“The disappearance of Adèle Bedeau” by Raymond Brunet – brilliant “translation” by Graeme Macrae Burnet

The sudden disappearance of Adèle Bedeau, the surly waitress at the real-life Restaurant de la Cloche in the “unremarkable” town of Saint-Louis on the French-Swiss border triggers the chain of events in what proves to be a psychological drama involving the two main protagonists in opposite camps, yet oddly similar in some ways.

The Disappearance of Adele Bedeau by [Burnet, Graeme Macrae]

Manfred Baumann, an outsider by reason of his Swiss father’s surname and his own awkward personality, manages a bank in the town. Bound by routine, obsessively tidy, unable to form social relationships despite living in Saint-Louis for years and doomed to rub people up the wrong way without meaning to do so, Manfred would also make a good detective in his close observation of his surroundings, his eye for detail and speculation on people’s behaviour – as often as not misconstruing their motives (perhaps not so useful for a sleuth!). What past events make him so secretive and prone to persist in a needless lie, which may in fact make him the subject of suspicion? Why are his emotions so repressed, and do they have a tendency to burst out in acts of violence?

The detective deployed to investigate Adèle’s disappearance is Gorski, a man of unusual persistence, who works on the basis of evidence, scorning the reliance on “hunches” of work colleagues, also haunted by his failure to solve the murder of a girl some twenty years earlier, for which a man he believes to be innocent was found guilty, later dying in prison. Found wanting by his snobbish middle-class wife, Gorski might have felt more at home if he had followed his father’s wishes and taken over the family pawn shop.
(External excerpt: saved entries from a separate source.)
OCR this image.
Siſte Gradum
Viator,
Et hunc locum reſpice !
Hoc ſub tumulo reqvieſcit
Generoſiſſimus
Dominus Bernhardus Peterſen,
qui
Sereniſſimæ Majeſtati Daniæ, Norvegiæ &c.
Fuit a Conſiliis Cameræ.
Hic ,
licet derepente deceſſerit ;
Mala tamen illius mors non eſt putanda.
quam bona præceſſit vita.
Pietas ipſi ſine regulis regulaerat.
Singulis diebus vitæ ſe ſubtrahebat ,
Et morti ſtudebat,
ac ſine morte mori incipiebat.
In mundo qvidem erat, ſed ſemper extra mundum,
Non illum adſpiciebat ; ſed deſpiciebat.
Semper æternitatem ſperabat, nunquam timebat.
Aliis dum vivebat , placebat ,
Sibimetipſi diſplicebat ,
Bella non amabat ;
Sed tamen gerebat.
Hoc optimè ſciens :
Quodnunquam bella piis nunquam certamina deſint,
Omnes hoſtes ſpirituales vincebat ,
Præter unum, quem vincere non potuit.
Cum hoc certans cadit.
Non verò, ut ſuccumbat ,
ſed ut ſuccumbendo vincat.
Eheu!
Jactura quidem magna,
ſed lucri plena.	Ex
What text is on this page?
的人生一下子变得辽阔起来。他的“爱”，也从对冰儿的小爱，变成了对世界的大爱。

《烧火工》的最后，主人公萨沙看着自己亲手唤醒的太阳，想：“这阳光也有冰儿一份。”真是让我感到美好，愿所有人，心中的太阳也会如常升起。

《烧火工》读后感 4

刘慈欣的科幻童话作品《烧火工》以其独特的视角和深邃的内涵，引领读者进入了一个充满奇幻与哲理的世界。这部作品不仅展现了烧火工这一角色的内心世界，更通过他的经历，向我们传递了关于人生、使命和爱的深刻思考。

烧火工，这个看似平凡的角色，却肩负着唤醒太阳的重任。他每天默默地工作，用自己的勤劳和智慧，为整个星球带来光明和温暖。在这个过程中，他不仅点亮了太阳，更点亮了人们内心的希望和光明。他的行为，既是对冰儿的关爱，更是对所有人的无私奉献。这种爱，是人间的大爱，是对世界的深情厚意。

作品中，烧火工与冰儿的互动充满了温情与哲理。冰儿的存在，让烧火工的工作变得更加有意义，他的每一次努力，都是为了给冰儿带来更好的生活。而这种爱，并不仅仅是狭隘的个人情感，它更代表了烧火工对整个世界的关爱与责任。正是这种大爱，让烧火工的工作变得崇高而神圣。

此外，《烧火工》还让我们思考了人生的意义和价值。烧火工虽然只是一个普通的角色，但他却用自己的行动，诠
It would seem better known in France where it was apparently made into a film by Chabrol, Brunet’s novel has been brought to English readers in a superb translation (in that in never seems like one) by Graeme Macrae Burnet who made his name with the unusual murder story “His Bloody Project”, and could well have written this novel himself. I was fascinated by his “afterword” which reveals the intriguing similarities between the original author Raymond Brunet and his creation Manfred Baumann. An only child like him, attached to his mother but losing his father at an early age, Brunet too was “chronically shy”, never known to have a girlfriend nor to be gay, regarded as “aloof and superior” at work, and was a frequent patron of the Restaurant de la Cloche, until the discovery of his negative portrayal of the place together with its regular customers made it uncomfortable for him to go there. In fact, Brunet identified so closely with Baumann that he was devastated by Chabrol’s portrayal of him as “somewhat comic and pathetic”.

In short, an unexpectedly good read.